The Author Online Book Forums are Moving

The Author Online Book Forums will soon redirect to Manning's liveBook and liveVideo. All book forum content will migrate to liveBook's discussion forum and all video forum content will migrate to liveVideo. Log in to liveBook or liveVideo with your Manning credentials to join the discussion!

Thank you for your engagement in the AoF over the years! We look forward to offering you a more enhanced forum experience.

Svideo (21) [Avatar] Offline
I have a figured out how to drill down thought a xml converted webpage to the tagged hrefs, but I would like to get the class tag value at the end of the tag (AAA).
Any suggestions on how you get the that value.


Dim TableRows = From TR In xdoc...<tr> _
Where TR.@class = TableName

Dim links = From link In TableRows... _
Select link.@class
Svideo (21) [Avatar] Offline
Re: Linq to XML referencing the class value in a href
a href="" class="BBLink">AAA

Some how that didn't get in the first message...
jwooley (123) [Avatar] Offline
Re: Linq to XML referencing the class value in a href
In all honesty, I would probably use a regular expression to parse the query. While I love LINQ to XML, many sites are not truely XHTML compliant. There are tools to take such a site and return it as XHTML, but my success has varied with this in the past.

If you do decide to use LINQ to XML, make sure to specify the namespaces that are included in the source. Most issues people have is with not including the namespace. Remember, XML variables are strong typed just as CLR types are.

That being said, see if the following query would work (Assuming you have imported the namespaces):

Dim query = from node in source...<a> _
where node.@class.Value = MySearchString _
select node.Value

This will return an IEnumerable(Of String) which you would then iterate over, or use the standard First/Single/etc methods as appropriate.

Svideo (21) [Avatar] Offline
Re: Linq to XML referencing the class value in a href
Decided to use HTMLAgilityPack with the new extended property (HtmlDocumentExtensions) to export xml to be searched with Linq to XML. This might make the results a lot more consistant with linq.

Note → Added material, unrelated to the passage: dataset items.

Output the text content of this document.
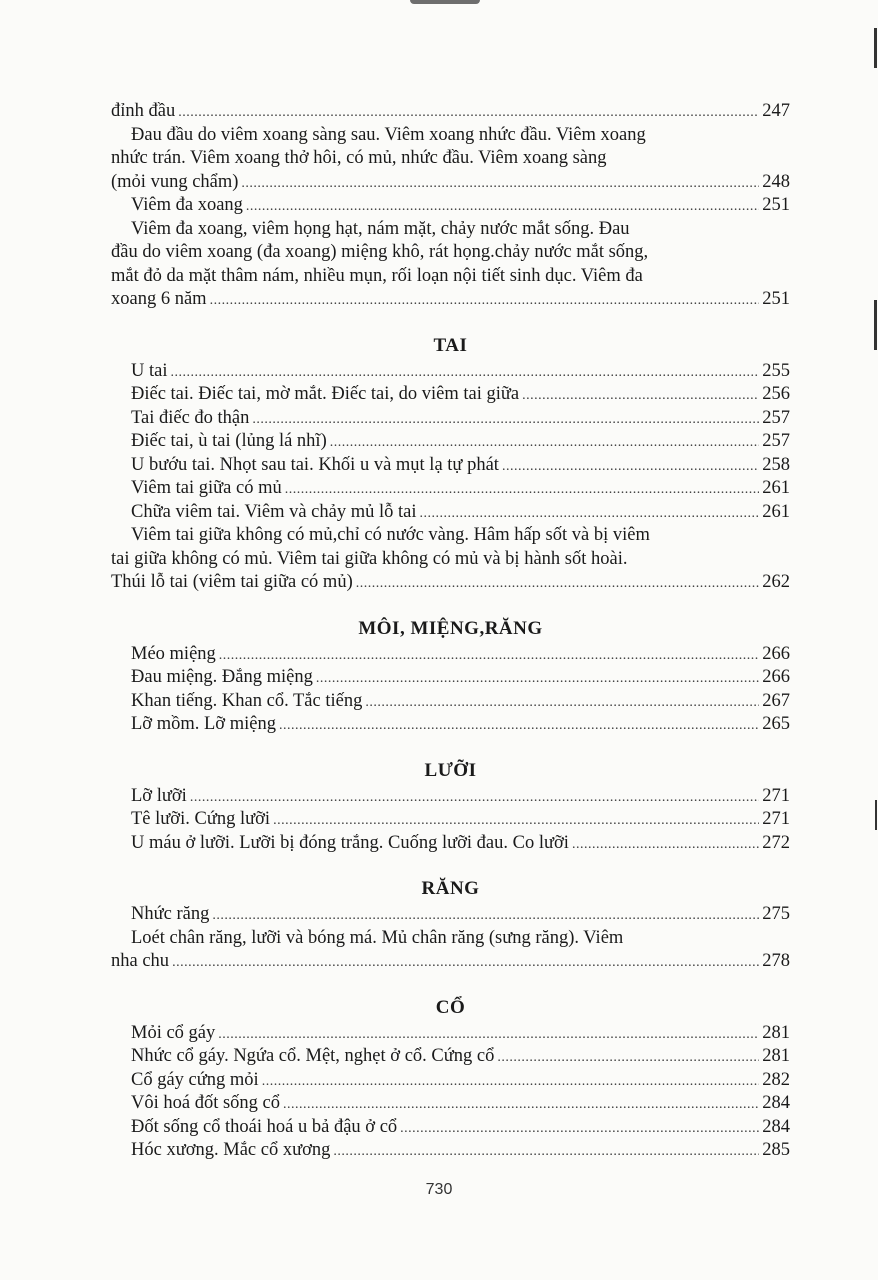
đỉnh đầu .....	247
Đau đầu do viêm xoang sàng sau. Viêm xoang nhức đầu. Viêm xoang
nhức trán. Viêm xoang thở hôi, có mủ, nhức đầu. Viêm xoang sàng
(mỏi vung chẩm) .....	248
Viêm đa xoang .....	251
Viêm đa xoang, viêm họng hạt, nám mặt, chảy nước mắt sống. Đau
đầu do viêm xoang (đa xoang) miệng khô, rát họng.chảy nước mắt sống,
mắt đỏ da mặt thâm nám, nhiều mụn, rối loạn nội tiết sinh dục. Viêm đa
xoang 6 năm .....	251
TAI
U tai .....	255
Điếc tai. Điếc tai, mờ mắt. Điếc tai, do viêm tai giữa .....	256
Tai điếc đo thận .....	257
Điếc tai, ù tai (lủng lá nhĩ) .....	257
U bướu tai. Nhọt sau tai. Khối u và mụt lạ tự phát .....	258
Viêm tai giữa có mủ .....	261
Chữa viêm tai. Viêm và chảy mủ lỗ tai .....	261
Viêm tai giữa không có mủ,chỉ có nước vàng. Hâm hấp sốt và bị viêm
tai giữa không có mủ. Viêm tai giữa không có mủ và bị hành sốt hoài.
Thúi lỗ tai (viêm tai giữa có mủ) .....	262
MÔI, MIỆNG,RĂNG
Méo miệng .....	266
Đau miệng. Đắng miệng .....	266
Khan tiếng. Khan cổ. Tắc tiếng .....	267
Lỡ mồm. Lỡ miệng .....	265
LƯỠI
Lỡ lưỡi .....	271
Tê lưỡi. Cứng lưỡi .....	271
U máu ở lưỡi. Lưỡi bị đóng trắng. Cuống lưỡi đau. Co lưỡi .....	272
RĂNG
Nhức răng .....	275
Loét chân răng, lưỡi và bóng má. Mủ chân răng (sưng răng). Viêm
nha chu .....	278
CỔ
Mỏi cổ gáy .....	281
Nhức cổ gáy. Ngứa cổ. Mệt, nghẹt ở cổ. Cứng cổ .....	281
Cổ gáy cứng mỏi .....	282
Vôi hoá đốt sống cổ .....	284
Đốt sống cổ thoái hoá u bả đậu ở cổ .....	284
Hóc xương. Mắc cổ xương .....	285
730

Because some sites return executed javascript, used a webbrowser control although would like to find something a bit lighter weight to build a library. Maybe someone knows of a library?

My goal was to program a search to find the one table that had 100 rows. So next is to is convert all the properties in a site to an object where I can find what I want quickly. Regex is fine, but I will be converting tens of thousands of pages into a database and the names and positions of the tables are inconsistent. there was a product called that did something like this, but they aren't supporting it anymore.

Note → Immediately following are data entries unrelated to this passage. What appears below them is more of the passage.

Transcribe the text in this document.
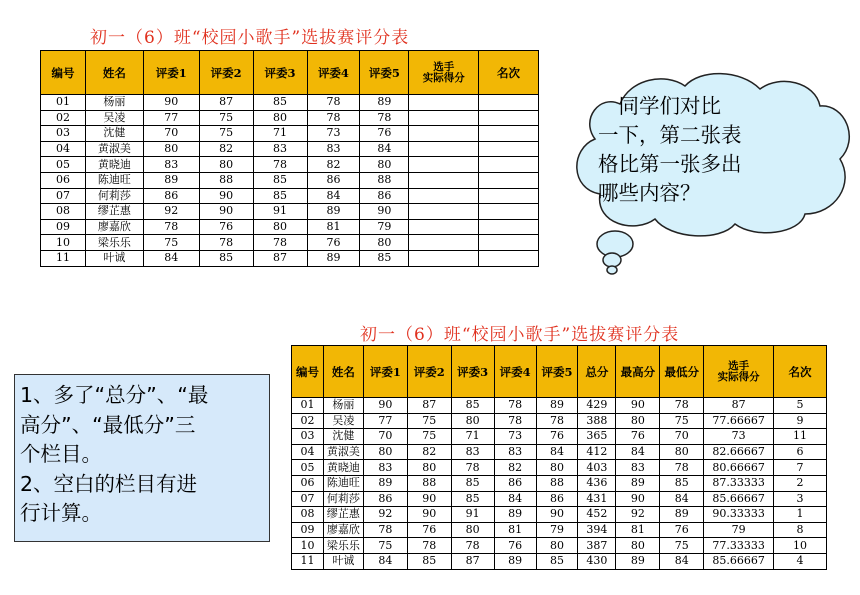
初一（6）班“校园小歌手”选拔赛评分表
编号	姓名	评委1	评委2	评委3	评委4	评委5	选手
实际得分	名次
01	杨丽	90	87	85	78	89		
02	吴凌	77	75	80	78	78		
03	沈健	70	75	71	73	76		
04	黄淑美	80	82	83	83	84		
05	黄晓迪	83	80	78	82	80		
06	陈迪旺	89	88	85	86	88		
07	何莉莎	86	90	85	84	86		
08	缪芷惠	92	90	91	89	90		
09	廖嘉欣	78	76	80	81	79		
10	梁乐乐	75	78	78	76	80		
11	叶诚	84	85	87	89	85		
初一（6）班“校园小歌手”选拔赛评分表
编号	姓名	评委1	评委2	评委3	评委4	评委5	总分	最高分	最低分	选手
实际得分	名次
01	杨丽	90	87	85	78	89	429	90	78	87	5
02	吴凌	77	75	80	78	78	388	80	75	77.66667	9
03	沈健	70	75	71	73	76	365	76	70	73	11
04	黄淑美	80	82	83	83	84	412	84	80	82.66667	6
05	黄晓迪	83	80	78	82	80	403	83	78	80.66667	7
06	陈迪旺	89	88	85	86	88	436	89	85	87.33333	2
07	何莉莎	86	90	85	84	86	431	90	84	85.66667	3
08	缪芷惠	92	90	91	89	90	452	92	89	90.33333	1
09	廖嘉欣	78	76	80	81	79	394	81	76	79	8
10	梁乐乐	75	78	78	76	80	387	80	75	77.33333	10
11	叶诚	84	85	87	89	85	430	89	84	85.66667	4
　同学们对比
一下，第二张表
格比第一张多出
哪些内容？
1、多了“总分”、“最
高分”、“最低分”三
个栏目。
2、空白的栏目有进
行计算。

So now I can check every table, find the first one where the table has 100 rows by checking the .count property, and use that table name, instead of hoping regex finds what I want in a changing landscape of names and positions.

I did try the .value property but I was doing something else wrong and was stuck on stupid.

Svideo (21) [Avatar] Offline
Re: Linq to XML referencing the class value in a href
Using your example code and I'm stuck in the same place.

Where node.@class.Value = SearchName

Error 1 'Value' is not a member of 'String'
jwooley (123) [Avatar] Offline
Re: Linq to XML referencing the class value in a href
Your right. I coded that from memory. It should be:

where node.@class = MySearchString _
select node.Value

The attribute evaluates as a string.

The HTMLAgilityPack is the best one that I've heard of as well.

Svideo (21) [Avatar] Offline
Re: Hexadecimal value is invalid character
As a follow up it is working well but one of the issues is the conversion to xml that you get a Hexadecimal value 0x is an invalid character, Hexadecimal value is an invalid character, in the xml conversion.

There is a pretty good article about stripping control characters out of the HTML before conversion to xml.